心の豊かさをよくお話する機会がありますが、その逆に心の貧しさということはほとんど話すことがありません。しかし豊かさがあるように、貧しさというものも同時にあります。
例えば、心の豊かさといえば私は徳のことをお伝えします。徳には心の豊かさで溢れています。物事の善い面を観ては、短所も長所として活かす。すべてのものに具わっている徳に光を当てて甦生し続ける中に私は真の豊かさを感じます。
しかしでは貧しさというのは何かといえば、この逆のことです。物事の悪いことばかりを見ては長所も短所として扱う、そして人を軽んじるのです。つまり徳を無視するということです。
ではなぜ軽んじるのか、それは心の貧しさからきます。相手をバカにしたり、上下をつけては蔑んだりする、勝手な評価基準をもっては人を裁いていく、ここには心の貧しさがあります。
この心の貧しさはなぜ発生するのか、それはあるがままのものを本来のあるがままの心で観れないということに原因があります。つまり何かの思い込みや刷り込み、あるいは常識や環境の影響を受けて本来の澄み切った眼を曇らせているからです。
なので私は古民家などでも磨きをはじめ、浄化や澄ます体験を通して心の豊かさを伝道しているのです。
心が豊かになれば、物事の実相がはっきりと明瞭に確認できます。すると人は、心の豊かさを取り戻すのです。
その時、人は思い込みから開放され様々な執着に縛られていることを手放すことができます。それが私が実践する暮らしフルネスの本質です。だからこそ、初心を忘れず伝承を砥石にしてお互いに一緒に心を磨いていきましょうと話します。

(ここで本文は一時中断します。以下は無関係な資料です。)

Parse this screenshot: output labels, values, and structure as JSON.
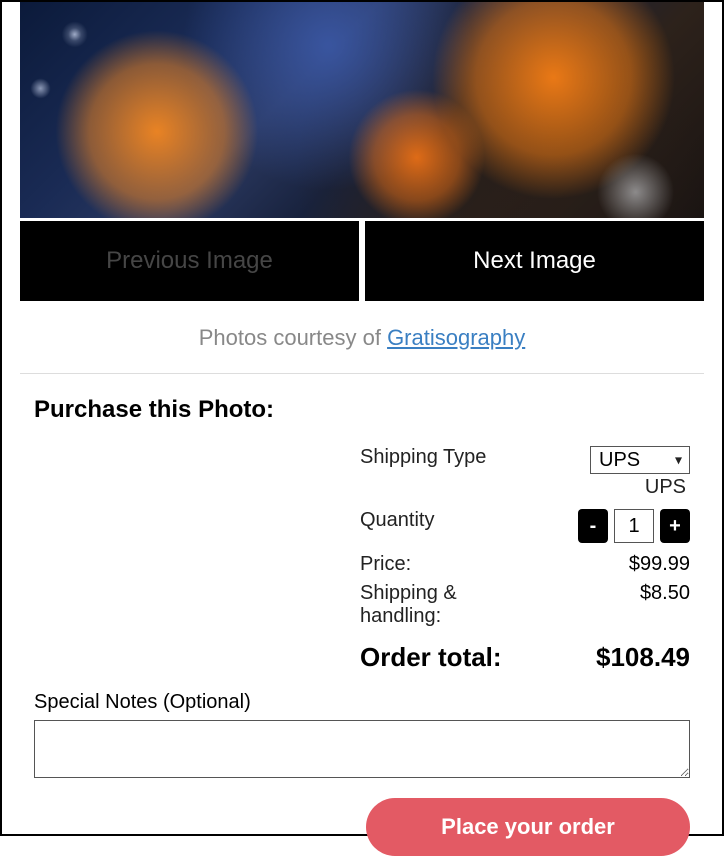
{
  "nav": {
    "prev_label": "Previous Image",
    "next_label": "Next Image"
  },
  "credit": {
    "prefix": "Photos courtesy of ",
    "link_text": "Gratisography"
  },
  "purchase": {
    "title": "Purchase this Photo:",
    "shipping_label": "Shipping Type",
    "shipping_selected": "UPS",
    "shipping_hint": "UPS",
    "quantity_label": "Quantity",
    "quantity_value": "1",
    "minus": "-",
    "plus": "+",
    "price_label": "Price:",
    "price_value": "$99.99",
    "ship_handling_label": "Shipping & handling:",
    "ship_handling_value": "$8.50",
    "total_label": "Order total:",
    "total_value": "$108.49",
    "notes_label": "Special Notes (Optional)",
    "notes_value": "",
    "place_order_label": "Place your order"
  }
}
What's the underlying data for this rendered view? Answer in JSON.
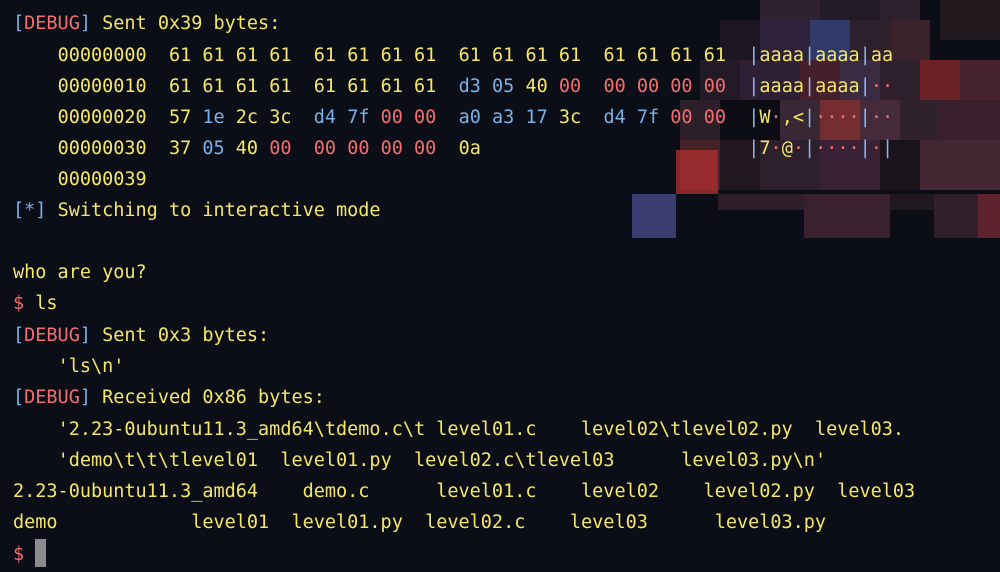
{
  "terminal": {
    "debug_label": "DEBUG",
    "info_label": "*",
    "sent_header": "Sent 0x39 bytes:",
    "hexdump": {
      "offsets": [
        "00000000",
        "00000010",
        "00000020",
        "00000030",
        "00000039"
      ],
      "row0_bytes": [
        "61",
        "61",
        "61",
        "61",
        "61",
        "61",
        "61",
        "61",
        "61",
        "61",
        "61",
        "61",
        "61",
        "61",
        "61",
        "61"
      ],
      "row0_ascii": "|aaaa|aaaa|aa",
      "row1_bytes": [
        "61",
        "61",
        "61",
        "61",
        "61",
        "61",
        "61",
        "61",
        "d3",
        "05",
        "40",
        "00",
        "00",
        "00",
        "00",
        "00"
      ],
      "row1_ascii": "|aaaa|aaaa|··",
      "row2_bytes": [
        "57",
        "1e",
        "2c",
        "3c",
        "d4",
        "7f",
        "00",
        "00",
        "a0",
        "a3",
        "17",
        "3c",
        "d4",
        "7f",
        "00",
        "00"
      ],
      "row2_ascii": "|W·,<|····|··",
      "row3_bytes": [
        "37",
        "05",
        "40",
        "00",
        "00",
        "00",
        "00",
        "00",
        "0a"
      ],
      "row3_ascii": "|7·@·|····|·|"
    },
    "interactive_msg": "Switching to interactive mode",
    "who_prompt": "who are you?",
    "shell_prompt": "$",
    "command": "ls",
    "sent_ls_header": "Sent 0x3 bytes:",
    "sent_ls_payload": "'ls\\n'",
    "received_header": "Received 0x86 bytes:",
    "received_line1": "'2.23-0ubuntu11.3_amd64\\tdemo.c\\t level01.c    level02\\tlevel02.py  level03.",
    "received_line2": "'demo\\t\\t\\tlevel01  level01.py  level02.c\\tlevel03      level03.py\\n'",
    "listing_line1": "2.23-0ubuntu11.3_amd64    demo.c      level01.c    level02    level02.py  level03",
    "listing_line2": "demo            level01  level01.py  level02.c    level03      level03.py",
    "final_prompt": "$"
  }
}
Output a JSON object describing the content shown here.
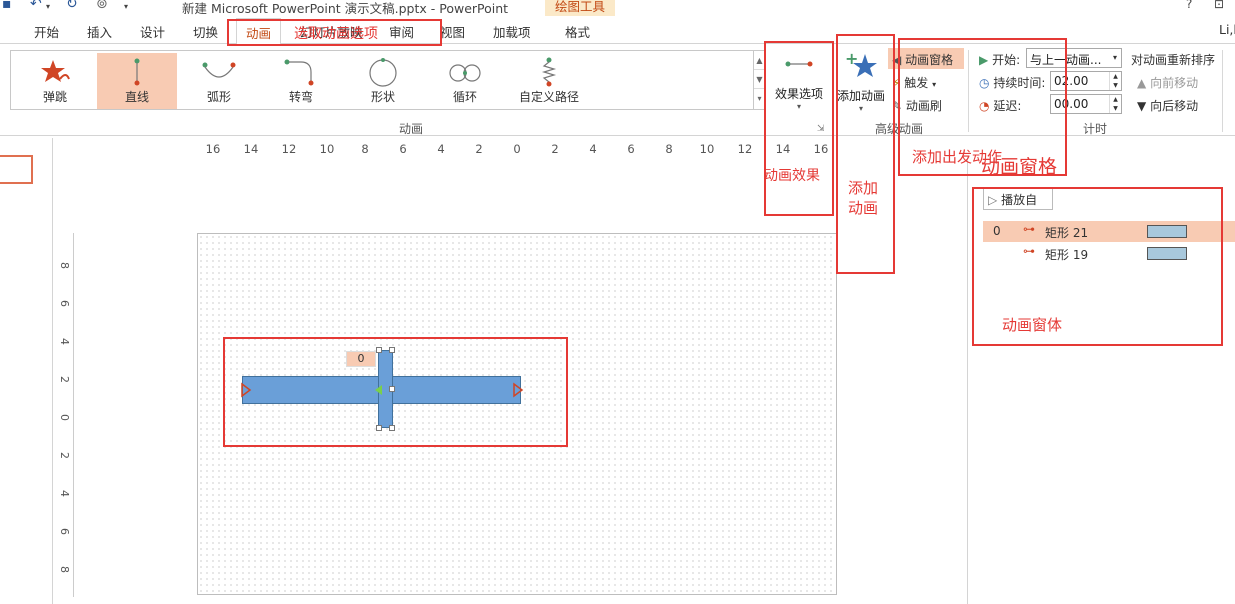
{
  "window": {
    "title": "新建 Microsoft PowerPoint 演示文稿.pptx - PowerPoint",
    "context_tab_group": "绘图工具",
    "help": "?",
    "user": "Li,l"
  },
  "tabs": [
    "开始",
    "插入",
    "设计",
    "切换",
    "动画",
    "幻灯片放映",
    "审阅",
    "视图",
    "加载项",
    "格式"
  ],
  "active_tab": "动画",
  "animation_gallery": {
    "items": [
      {
        "label": "弹跳",
        "icon": "bounce-icon"
      },
      {
        "label": "直线",
        "icon": "line-path-icon",
        "selected": true
      },
      {
        "label": "弧形",
        "icon": "arc-path-icon"
      },
      {
        "label": "转弯",
        "icon": "turn-path-icon"
      },
      {
        "label": "形状",
        "icon": "shape-path-icon"
      },
      {
        "label": "循环",
        "icon": "loop-path-icon"
      },
      {
        "label": "自定义路径",
        "icon": "custom-path-icon"
      }
    ],
    "group_label": "动画"
  },
  "effect_options": {
    "label": "效果选项"
  },
  "advanced_animation": {
    "group_label": "高级动画",
    "add_animation": "添加动画",
    "animation_pane": "动画窗格",
    "trigger": "触发",
    "animation_painter": "动画刷"
  },
  "timing": {
    "group_label": "计时",
    "start_label": "开始:",
    "start_value": "与上一动画...",
    "duration_label": "持续时间:",
    "duration_value": "02.00",
    "delay_label": "延迟:",
    "delay_value": "00.00",
    "reorder_title": "对动画重新排序",
    "move_earlier": "向前移动",
    "move_later": "向后移动"
  },
  "ruler": {
    "h_ticks": [
      "16",
      "14",
      "12",
      "10",
      "8",
      "6",
      "4",
      "2",
      "0",
      "2",
      "4",
      "6",
      "8",
      "10",
      "12",
      "14",
      "16"
    ],
    "v_ticks": [
      "8",
      "6",
      "4",
      "2",
      "0",
      "2",
      "4",
      "6",
      "8"
    ]
  },
  "slide": {
    "animation_tag": "0"
  },
  "animation_pane": {
    "play_from": "播放自",
    "items": [
      {
        "index": "0",
        "name": "矩形 21",
        "selected": true
      },
      {
        "index": "",
        "name": "矩形 19",
        "selected": false
      }
    ]
  },
  "annotations": {
    "animation_options": "选取动画选项",
    "animation_effect": "动画效果",
    "add_animation": "添加\n动画",
    "add_trigger_action": "添加出发动作",
    "animation_pane_title": "动画窗格",
    "animation_pane_body": "动画窗体"
  },
  "colors": {
    "accent": "#c24a14",
    "selection": "#f8cbb3",
    "annotation_red": "#e53935",
    "shape_fill": "#6a9fd8"
  }
}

一緒に磨き合う関係の中にこそ、心の豊かさの根源が存在するからです。
ちょうど、英彦山の守静坊の古木の柚子を収穫し聴福庵に集まってみんなで柚子胡椒をつくりました。柚子の澄んだ香りは心も澄ませてくれます。また懐かしい伝統保存食の智慧をみんなで伝承する場は豊かさで溢れていました。
心の豊かさは、自然の恵みや循環と共に過ごす暮らしの中で彩られます。今日は、これから古民家和樂で納豆づくりをみんなでやります。納豆の藁も、無肥料無農薬の稲架かけした藁で大豆も同じ田んぼのものです。
自然の恵みに感謝して、心豊かな日々を歩んでいきたいと思います。